This is a great story for those that enjoy the heritage and pure engineering put into the JBL equipment. The Love Parade in SF is both a legal rave and a chance for many of the local and out of town sound companies to flex their muscles for bragging rights about their systems and sound quality. After all, the playing field is even, everyone must have their system on a flatbed truck and there will be no cheating with fancy processors or coupling to nearby walls for increased perceived loudness.

I happened to do the 94.9/KCRH float that day. I used 6 JBL 4719x dual 18" subs and some yamaha dual 15 tops. While my short throw tops left much to be desired in the midrange region (after all, they had to cut through 100,000 people)-- The 6 JBL subs did not. In fact, much to my pleasant surprise, the sheer impact and clarity of the bass blew every other rig -- even the revered turbosound, funktion-1, and bassmax rigs absolutely out of the water.
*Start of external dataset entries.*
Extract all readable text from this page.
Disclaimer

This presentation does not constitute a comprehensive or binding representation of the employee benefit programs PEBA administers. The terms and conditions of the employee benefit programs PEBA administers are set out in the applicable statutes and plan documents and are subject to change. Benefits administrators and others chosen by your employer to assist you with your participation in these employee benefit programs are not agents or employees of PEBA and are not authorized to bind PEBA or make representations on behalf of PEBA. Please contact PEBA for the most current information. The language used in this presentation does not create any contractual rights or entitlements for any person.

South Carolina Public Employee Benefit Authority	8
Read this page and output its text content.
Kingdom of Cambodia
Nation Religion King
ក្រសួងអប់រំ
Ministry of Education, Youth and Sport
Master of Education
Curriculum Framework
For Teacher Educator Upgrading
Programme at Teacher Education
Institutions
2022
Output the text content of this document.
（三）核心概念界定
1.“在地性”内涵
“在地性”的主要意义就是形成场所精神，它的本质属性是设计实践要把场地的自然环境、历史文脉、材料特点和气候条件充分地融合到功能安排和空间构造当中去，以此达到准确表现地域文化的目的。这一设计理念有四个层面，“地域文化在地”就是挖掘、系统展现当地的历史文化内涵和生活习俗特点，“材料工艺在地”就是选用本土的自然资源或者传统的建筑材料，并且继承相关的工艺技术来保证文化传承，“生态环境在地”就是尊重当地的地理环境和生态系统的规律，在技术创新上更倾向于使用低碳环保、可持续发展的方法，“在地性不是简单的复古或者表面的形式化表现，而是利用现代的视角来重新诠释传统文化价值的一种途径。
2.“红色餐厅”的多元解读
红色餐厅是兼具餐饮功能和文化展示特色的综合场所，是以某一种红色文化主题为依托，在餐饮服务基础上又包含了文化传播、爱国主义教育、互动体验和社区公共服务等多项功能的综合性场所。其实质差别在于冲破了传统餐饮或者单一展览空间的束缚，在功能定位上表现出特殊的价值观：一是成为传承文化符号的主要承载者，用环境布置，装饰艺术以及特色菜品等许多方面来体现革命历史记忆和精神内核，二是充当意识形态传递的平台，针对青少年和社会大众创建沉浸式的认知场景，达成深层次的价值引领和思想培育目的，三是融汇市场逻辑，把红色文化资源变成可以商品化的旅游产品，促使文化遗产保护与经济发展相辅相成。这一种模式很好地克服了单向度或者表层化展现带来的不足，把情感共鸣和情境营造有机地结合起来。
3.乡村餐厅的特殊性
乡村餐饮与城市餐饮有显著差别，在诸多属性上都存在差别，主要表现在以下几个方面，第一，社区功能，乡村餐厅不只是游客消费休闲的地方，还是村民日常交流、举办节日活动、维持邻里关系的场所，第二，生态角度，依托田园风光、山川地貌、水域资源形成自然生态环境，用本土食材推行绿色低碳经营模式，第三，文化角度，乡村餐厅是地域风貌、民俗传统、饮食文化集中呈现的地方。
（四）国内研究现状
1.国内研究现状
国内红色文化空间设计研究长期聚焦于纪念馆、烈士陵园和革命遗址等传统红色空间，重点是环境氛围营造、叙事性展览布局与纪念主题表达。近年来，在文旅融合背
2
I was very pleased that day to watch the windows on the many businesses we drove slowly by vibrate from 90 feet away. What really blew my mind is that other sound companies were absolutely railing their systems trying to keep up with the overbearing sub bass from the KCRH float-- I was running 30Kw of crown power, but still had 9db of headroom available.

I have always been loyal to JBL's subwoofers even in the face of naysayers with fancy horn loaded subs. I even strayed from them a few years back and purchased some servodrive BT7's -- but now I'm confident in JBL's long standing devotion to subs that really develop low frequencies. Bravo JBL!!